With two new releases, “Orange Roominations” and “Sweet Gristle,” Koch’s trio is performing new original material that straddles rock, blues, funk and jazz/fusion under the banner of “Greg Koch featuring the Koch Marshall Trio.”


The October performance included cover tunes by guitar heroes. On an instrumental version of Led Zeppelin’s “Since I’ve Been Loving You,” Koch not only updated Jimmy Page’s titanic solo, but also mimicked Robert Plant’s lead vocal. Then there was “Cause We’ve Ended as Lovers,” the instrumental ballad Stevie Wonder gifted in 1975 to guitar icon Jeff Beck, who died recently, for his album “Blow By Blow.” The Koch trio now opens most shows with that track.


“Jeff saw us play when I first met him, so we got to hang out with him, and he said some really nice things,” Koch says by phone from his home in Wauwatosa, Wisconsin. “That’s one guy who I think everyone just universally accepts as one of the best there will ever be.”


In that company, why has the jazz-trained Fender aficionado Koch (who also plays Gibsons and has Reverend Guitars Greg Koch Signature Gristlemaster models) been named one of the venerable guitar manufacturer’s Top 10 “unsung guitarists”?


And why does he advertise that status on his conversational, guitaristic podcast, “Chewing the Gristle!,” by referring to himself as “one of the most famous unknown guitar players in the world”?

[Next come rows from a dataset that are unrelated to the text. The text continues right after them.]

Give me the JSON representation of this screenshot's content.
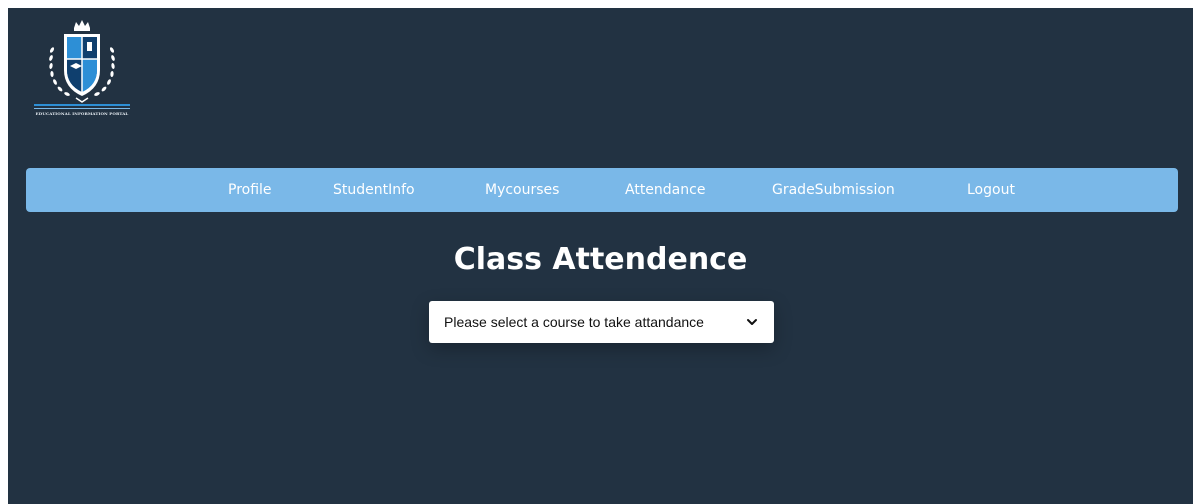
{
  "logo": {
    "caption": "EDUCATIONAL INFORMATION PORTAL",
    "shield_letters": [
      "E",
      "I",
      "P"
    ]
  },
  "nav": {
    "items": [
      {
        "label": "Profile"
      },
      {
        "label": "StudentInfo"
      },
      {
        "label": "Mycourses"
      },
      {
        "label": "Attendance"
      },
      {
        "label": "GradeSubmission"
      },
      {
        "label": "Logout"
      }
    ]
  },
  "main": {
    "title": "Class Attendence",
    "course_select": {
      "selected": "Please select a course to take attandance",
      "icon": "chevron-down-icon"
    }
  },
  "colors": {
    "background": "#223242",
    "navbar": "#7ab8e8",
    "nav_text": "#ffffff",
    "title": "#ffffff",
    "select_bg": "#ffffff"
  }
}
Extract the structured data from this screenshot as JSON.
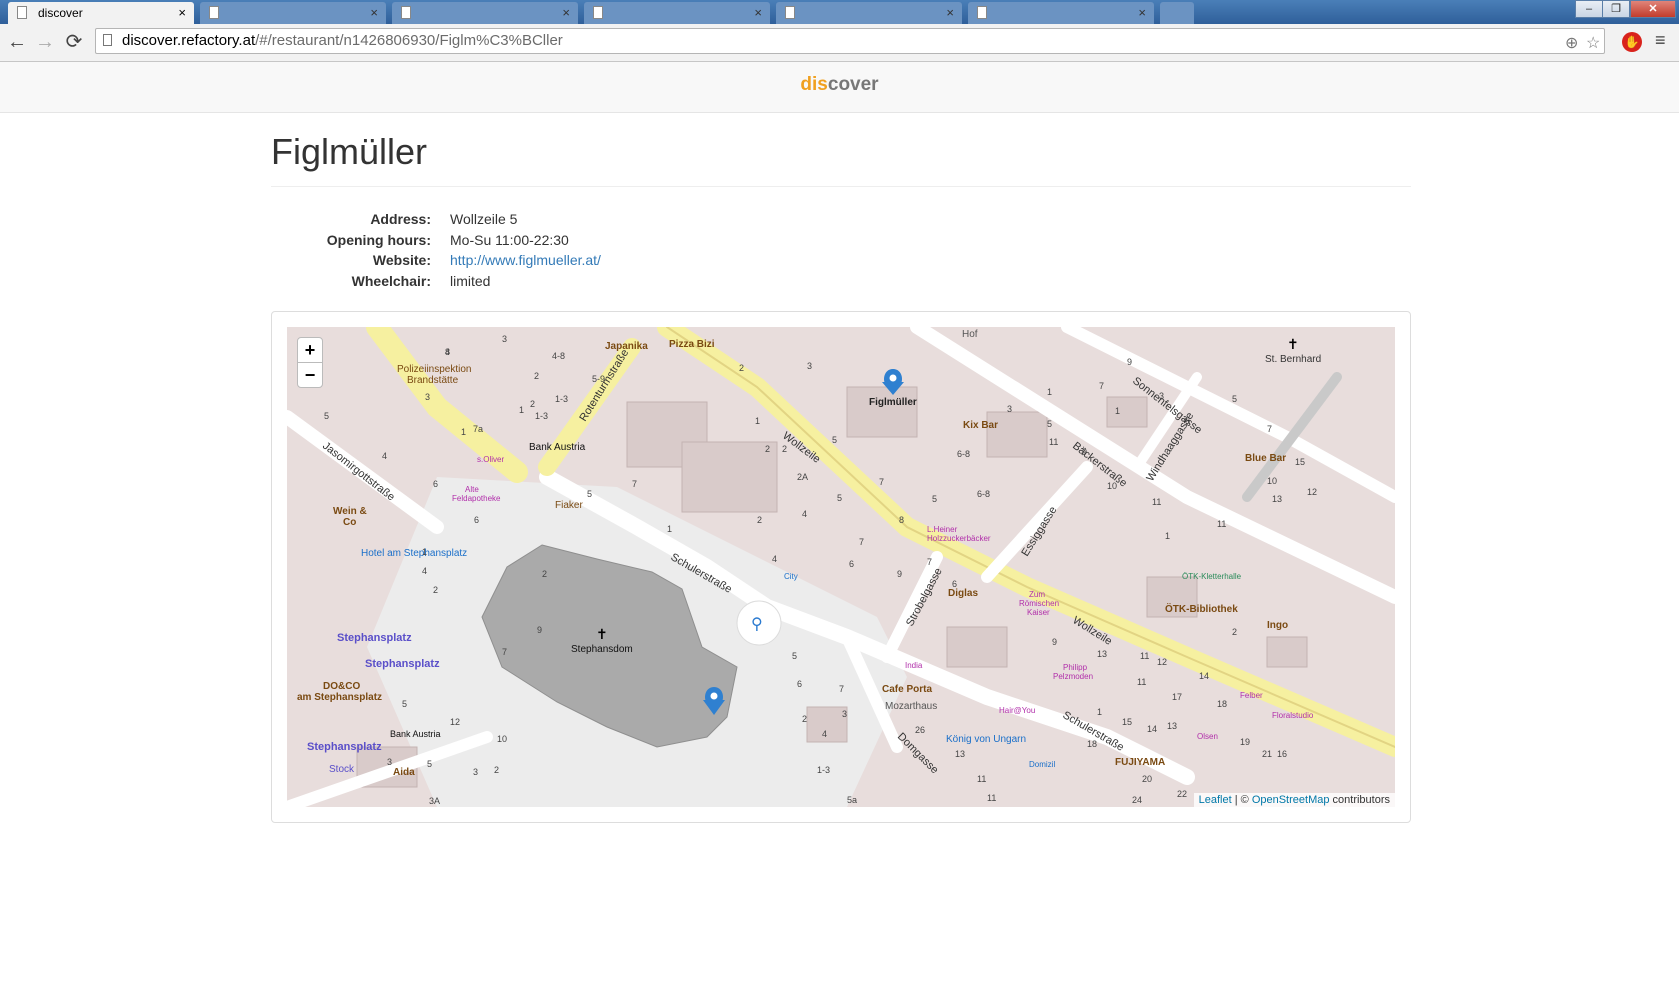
{
  "browser": {
    "tabs": [
      {
        "title": "discover",
        "active": true
      },
      {
        "title": "",
        "active": false
      },
      {
        "title": "",
        "active": false
      },
      {
        "title": "",
        "active": false
      },
      {
        "title": "",
        "active": false
      },
      {
        "title": "",
        "active": false
      }
    ],
    "tab_close": "×",
    "url_host": "discover.refactory.at",
    "url_path": "/#/restaurant/n1426806930/Figlm%C3%BCller",
    "controls": {
      "back": "←",
      "forward": "→",
      "reload": "⟳",
      "minimize": "‒",
      "maximize": "❐",
      "close": "✕",
      "menu": "≡",
      "star": "☆",
      "location": "⊕"
    }
  },
  "site": {
    "brand_accent": "dis",
    "brand_rest": "cover",
    "accent_color": "#f0a020"
  },
  "restaurant": {
    "name": "Figlmüller",
    "details": [
      {
        "label": "Address:",
        "value": "Wollzeile 5"
      },
      {
        "label": "Opening hours:",
        "value": "Mo-Su 11:00-22:30"
      },
      {
        "label": "Website:",
        "value": "http://www.figlmueller.at/"
      },
      {
        "label": "Wheelchair:",
        "value": "limited"
      }
    ]
  },
  "map": {
    "zoom_in": "+",
    "zoom_out": "−",
    "attribution": {
      "leaflet": "Leaflet",
      "sep": " | © ",
      "osm": "OpenStreetMap",
      "suffix": " contributors"
    },
    "streets": [
      "Wollzeile",
      "Wollzeile",
      "Schulerstraße",
      "Schulerstraße",
      "Rotenturmstraße",
      "Jasomirgottstraße",
      "Bäckerstraße",
      "Sonnenfelsgasse",
      "Windhaaggasse",
      "Essiggasse",
      "Strobelgasse",
      "Domgasse"
    ],
    "labels": [
      "Japanika",
      "Pizza Bizi",
      "Hof",
      "St. Bernhard",
      "Polizeiinspektion",
      "Brandstätte",
      "Bank Austria",
      "Figlmüller",
      "Kix Bar",
      "Blue Bar",
      "s.Oliver",
      "Alte",
      "Feldapotheke",
      "Wein &",
      "Co",
      "Fiaker",
      "Hotel am Stephansplatz",
      "L.Heiner",
      "Holzzuckerbäcker",
      "City",
      "Diglas",
      "Zum",
      "Römischen",
      "Kaiser",
      "ÖTK-Kletterhalle",
      "ÖTK-Bibliothek",
      "Ingo",
      "Stephansplatz",
      "Stephansplatz",
      "Stephansdom",
      "DO&CO",
      "am Stephansplatz",
      "India",
      "Cafe Porta",
      "Mozarthaus",
      "Hair@You",
      "Philipp",
      "Pelzmoden",
      "Felber",
      "Floralstudio",
      "König von Ungarn",
      "Domizil",
      "Olsen",
      "Bank Austria",
      "Stephansplatz",
      "Stock",
      "Aida",
      "FUJIYAMA"
    ],
    "numbers": [
      "4",
      "3",
      "2",
      "4-8",
      "1-3",
      "5-9",
      "1",
      "1-3",
      "7a",
      "2",
      "3",
      "5",
      "4",
      "1",
      "6",
      "6",
      "2",
      "4",
      "1",
      "2",
      "3",
      "1",
      "2",
      "2",
      "2A",
      "4",
      "5",
      "5",
      "7",
      "8",
      "9",
      "7",
      "6",
      "5",
      "6-8",
      "6-8",
      "3",
      "1",
      "5",
      "11",
      "9",
      "10",
      "11",
      "9",
      "7",
      "1",
      "3",
      "5",
      "7",
      "10",
      "12",
      "13",
      "15",
      "11",
      "1",
      "2",
      "11",
      "12",
      "14",
      "9",
      "13",
      "11",
      "1",
      "15",
      "17",
      "18",
      "19",
      "21",
      "16",
      "13",
      "14",
      "18",
      "20",
      "22",
      "24",
      "26",
      "11",
      "11",
      "13",
      "5",
      "6",
      "7",
      "3",
      "4",
      "1-3",
      "5a",
      "2",
      "3",
      "2",
      "5",
      "10",
      "12",
      "3A",
      "3",
      "5",
      "7",
      "9",
      "2",
      "5",
      "7",
      "1",
      "2",
      "4",
      "6",
      "7",
      "8"
    ]
  }
}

“It’s been a weird kind of course I’ve taken careerwise,” Koch says. “My goal was always going out and playing primarily my original music. But before the internet, everything was more categorized. You were in a blues band, a rock band, a funk band or a jazz band. We say yes to all those things.”


The price of such dexterity is often relative anonymity beyond musicians’ circles. For Koch, breaking out of the Milwaukee-area scene involved becoming an educator.


His long list of instructional books started in the mid-1990s; his latest YouTube videos center on “hybrid picking.” High in degree of difficulty, it involves playing traditionally with a guitar pick held between the index finger and thumb while simultaneously using the remaining digits to finger-pick independently.


“I found such alternate musical routes helped, like being a clinician for Fender,” Koch says. “Then I broke into the internet doing these product videos, starting my podcast during the pandemic and eventually gaining a worldwide audience over 20-something years. So guitar players, for the most part, now know who I am. And by doing live streams from the house during the pandemic, people who aren’t necessarily guitarists seemed to be cueing in.”


For good reason. Dylan, also 6-foot-7, studied with Tom Brechtlein, whose drumming credits include Chick Corea and Wayne Shorter. And Marshall concocts the bottom-dwelling left-hand bass patterns and swirling solos that have made him integral to the success of what’s now a 6-year-old unit.

Greg Koch featuring the Koch Marshall Trio recently played at the Funky Biscuit and is playing in Ormand Beach on March 18.